Plants I Like in Aquariums and Terrariums


These are some plants that I use in aquariums and terrariums. I'm sure there are others that work well, these are just the ones that are easy enough for me to grow!


Cutting donor: pothos or devil's ivy (Epipremnum aureum). When I need cuttings for tanks, I cut off the ends from this pot. Pothos is about the most useful plant, as it grows well both in soil and in water, and even under the water.
Cutting donor: Spiderwort (Tradescantia fluminensis 'Variegata'). This plant will suffer if it gets too much light (as this one does). Like Pothos, this will grow with or without soil.
Cutting donor: ivy (Hedera helix). This plant does need soil, but it tolerates low light and grows well from cuttings. It grows relatively slowly compared to the two above.
Java moss (Vesicularia dubyana). Grows in tangled masses. Can be trained to cover cork bark and other places above water that stay wet. Tolerates a wide range of temperature (from tropical to near-freezing). Also tolerates low light and virtually any water conditions.
Anacharis, together with a mass of Java moss. The newt is Cynops ensicauda ensicauda.

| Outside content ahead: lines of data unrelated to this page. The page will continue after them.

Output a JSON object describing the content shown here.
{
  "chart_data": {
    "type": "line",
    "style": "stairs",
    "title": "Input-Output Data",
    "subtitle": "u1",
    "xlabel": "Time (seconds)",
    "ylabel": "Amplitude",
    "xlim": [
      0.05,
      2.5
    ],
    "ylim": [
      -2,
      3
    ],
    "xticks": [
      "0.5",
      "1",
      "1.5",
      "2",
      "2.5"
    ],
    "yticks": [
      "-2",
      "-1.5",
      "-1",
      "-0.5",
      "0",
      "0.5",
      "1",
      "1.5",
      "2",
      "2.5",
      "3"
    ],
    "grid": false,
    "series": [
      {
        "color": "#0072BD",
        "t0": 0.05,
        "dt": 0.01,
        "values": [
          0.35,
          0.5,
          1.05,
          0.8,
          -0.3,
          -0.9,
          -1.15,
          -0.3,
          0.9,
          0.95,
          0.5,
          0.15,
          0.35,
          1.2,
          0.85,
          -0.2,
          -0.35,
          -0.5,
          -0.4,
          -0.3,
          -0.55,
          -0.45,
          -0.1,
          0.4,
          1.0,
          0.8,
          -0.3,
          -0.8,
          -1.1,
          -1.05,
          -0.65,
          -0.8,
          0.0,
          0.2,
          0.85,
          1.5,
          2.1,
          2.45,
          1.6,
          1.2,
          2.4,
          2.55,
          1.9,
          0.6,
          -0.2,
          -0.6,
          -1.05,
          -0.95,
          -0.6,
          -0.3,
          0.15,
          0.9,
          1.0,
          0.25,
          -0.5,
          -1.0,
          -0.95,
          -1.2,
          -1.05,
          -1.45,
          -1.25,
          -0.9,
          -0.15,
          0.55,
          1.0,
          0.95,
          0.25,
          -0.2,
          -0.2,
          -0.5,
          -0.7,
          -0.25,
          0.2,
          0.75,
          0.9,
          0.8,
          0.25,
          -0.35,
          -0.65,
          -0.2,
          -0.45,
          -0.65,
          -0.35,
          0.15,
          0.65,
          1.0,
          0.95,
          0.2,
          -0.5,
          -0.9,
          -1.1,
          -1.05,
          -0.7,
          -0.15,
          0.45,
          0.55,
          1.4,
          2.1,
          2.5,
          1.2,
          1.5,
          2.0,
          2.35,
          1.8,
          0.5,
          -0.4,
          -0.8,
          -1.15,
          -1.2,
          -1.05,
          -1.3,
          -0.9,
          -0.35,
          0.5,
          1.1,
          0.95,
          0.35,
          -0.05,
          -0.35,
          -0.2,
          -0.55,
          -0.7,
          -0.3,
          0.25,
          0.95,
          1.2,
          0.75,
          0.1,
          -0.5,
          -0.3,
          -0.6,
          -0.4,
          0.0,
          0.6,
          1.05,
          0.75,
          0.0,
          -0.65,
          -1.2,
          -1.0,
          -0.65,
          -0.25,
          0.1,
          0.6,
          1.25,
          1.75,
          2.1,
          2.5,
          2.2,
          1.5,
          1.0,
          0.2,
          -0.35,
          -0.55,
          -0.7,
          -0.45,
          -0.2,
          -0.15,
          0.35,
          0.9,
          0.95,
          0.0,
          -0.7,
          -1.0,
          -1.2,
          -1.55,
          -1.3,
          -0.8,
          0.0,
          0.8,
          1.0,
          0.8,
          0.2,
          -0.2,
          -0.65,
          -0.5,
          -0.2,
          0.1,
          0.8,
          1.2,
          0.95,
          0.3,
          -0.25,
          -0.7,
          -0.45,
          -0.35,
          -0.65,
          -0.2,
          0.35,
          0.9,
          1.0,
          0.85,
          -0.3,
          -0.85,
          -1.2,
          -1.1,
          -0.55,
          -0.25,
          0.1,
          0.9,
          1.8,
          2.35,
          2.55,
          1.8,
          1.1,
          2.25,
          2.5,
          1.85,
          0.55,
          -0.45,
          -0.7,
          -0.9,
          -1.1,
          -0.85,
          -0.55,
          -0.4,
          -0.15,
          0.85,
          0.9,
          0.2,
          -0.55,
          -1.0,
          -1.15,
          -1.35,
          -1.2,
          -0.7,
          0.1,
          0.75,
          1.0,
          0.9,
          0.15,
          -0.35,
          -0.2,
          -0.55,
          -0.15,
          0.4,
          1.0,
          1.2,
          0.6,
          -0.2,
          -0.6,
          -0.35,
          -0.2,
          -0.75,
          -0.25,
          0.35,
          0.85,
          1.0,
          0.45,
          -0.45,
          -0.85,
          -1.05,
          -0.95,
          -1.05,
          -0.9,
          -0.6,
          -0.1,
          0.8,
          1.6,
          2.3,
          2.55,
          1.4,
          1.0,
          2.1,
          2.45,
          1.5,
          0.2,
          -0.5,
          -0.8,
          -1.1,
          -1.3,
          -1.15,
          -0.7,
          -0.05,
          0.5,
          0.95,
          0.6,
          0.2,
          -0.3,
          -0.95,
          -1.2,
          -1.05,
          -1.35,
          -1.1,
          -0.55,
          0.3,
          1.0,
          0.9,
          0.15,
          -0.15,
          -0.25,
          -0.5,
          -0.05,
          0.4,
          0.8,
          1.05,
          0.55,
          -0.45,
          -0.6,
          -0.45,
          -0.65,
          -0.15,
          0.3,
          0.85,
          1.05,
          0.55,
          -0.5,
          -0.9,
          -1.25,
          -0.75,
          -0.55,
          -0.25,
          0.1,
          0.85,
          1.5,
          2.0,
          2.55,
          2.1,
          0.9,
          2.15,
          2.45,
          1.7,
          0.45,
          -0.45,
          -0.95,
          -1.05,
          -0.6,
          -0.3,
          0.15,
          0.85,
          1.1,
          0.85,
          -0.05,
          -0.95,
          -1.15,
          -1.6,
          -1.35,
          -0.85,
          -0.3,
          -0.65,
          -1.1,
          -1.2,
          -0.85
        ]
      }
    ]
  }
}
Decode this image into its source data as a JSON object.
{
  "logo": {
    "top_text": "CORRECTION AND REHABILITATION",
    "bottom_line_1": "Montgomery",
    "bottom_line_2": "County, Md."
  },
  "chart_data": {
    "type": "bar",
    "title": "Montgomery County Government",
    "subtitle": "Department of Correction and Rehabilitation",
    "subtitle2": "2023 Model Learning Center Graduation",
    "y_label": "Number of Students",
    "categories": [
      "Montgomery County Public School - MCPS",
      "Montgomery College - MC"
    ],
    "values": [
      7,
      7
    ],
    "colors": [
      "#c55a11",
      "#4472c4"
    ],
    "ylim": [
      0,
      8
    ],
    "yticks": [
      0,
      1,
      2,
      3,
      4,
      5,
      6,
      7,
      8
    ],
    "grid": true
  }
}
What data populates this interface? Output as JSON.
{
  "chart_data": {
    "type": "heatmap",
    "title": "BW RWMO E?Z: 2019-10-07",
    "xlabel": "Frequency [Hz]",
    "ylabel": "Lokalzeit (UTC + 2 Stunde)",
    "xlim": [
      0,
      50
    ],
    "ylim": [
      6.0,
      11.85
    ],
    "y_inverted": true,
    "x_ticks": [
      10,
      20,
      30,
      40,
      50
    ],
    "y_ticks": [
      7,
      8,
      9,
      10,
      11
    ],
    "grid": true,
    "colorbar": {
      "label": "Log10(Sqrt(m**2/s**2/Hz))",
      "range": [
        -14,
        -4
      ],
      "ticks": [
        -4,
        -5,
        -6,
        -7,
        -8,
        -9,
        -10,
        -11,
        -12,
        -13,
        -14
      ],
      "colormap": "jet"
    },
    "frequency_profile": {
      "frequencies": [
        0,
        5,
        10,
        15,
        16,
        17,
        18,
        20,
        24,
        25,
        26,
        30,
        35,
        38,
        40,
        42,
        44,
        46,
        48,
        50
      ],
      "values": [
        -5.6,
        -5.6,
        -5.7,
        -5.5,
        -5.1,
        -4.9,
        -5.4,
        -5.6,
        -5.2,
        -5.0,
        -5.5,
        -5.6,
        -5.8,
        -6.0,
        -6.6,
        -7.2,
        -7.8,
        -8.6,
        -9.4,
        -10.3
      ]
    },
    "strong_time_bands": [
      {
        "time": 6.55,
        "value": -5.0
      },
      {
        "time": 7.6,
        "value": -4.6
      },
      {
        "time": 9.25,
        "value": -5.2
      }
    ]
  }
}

Here is a good link to help clear up the confusion about Anacharis vs. Elodea vs. Egeria:
Cuttings of pothos can be stuck almost anywhere. It will grow happily right into the water. Also visible here are duckweed, hornwort, and Java moss.
These cuttings of pothos and spiderwort are growing in wet gravel.
Spiderwort will quickly spread to cover a terrarium. It will also grow into the water.
Aluminum plant (Pilea cadierei): another really hardy houseplant useful in aquariums and terrariums. This is my cutting donor, which I use to take pieces to grow in aquariums and terrariums.

Some pet shops sell this plant as an aquarium plant, but it does poorly if grown entirely under water.
Aluminum plant growing in a saucer of water and rocks. It grows well as long as the leaves are above water. It readily grows roots into the water. It gets spindly after a while and needs to be trimmed back, or replaced with fresh cuttings.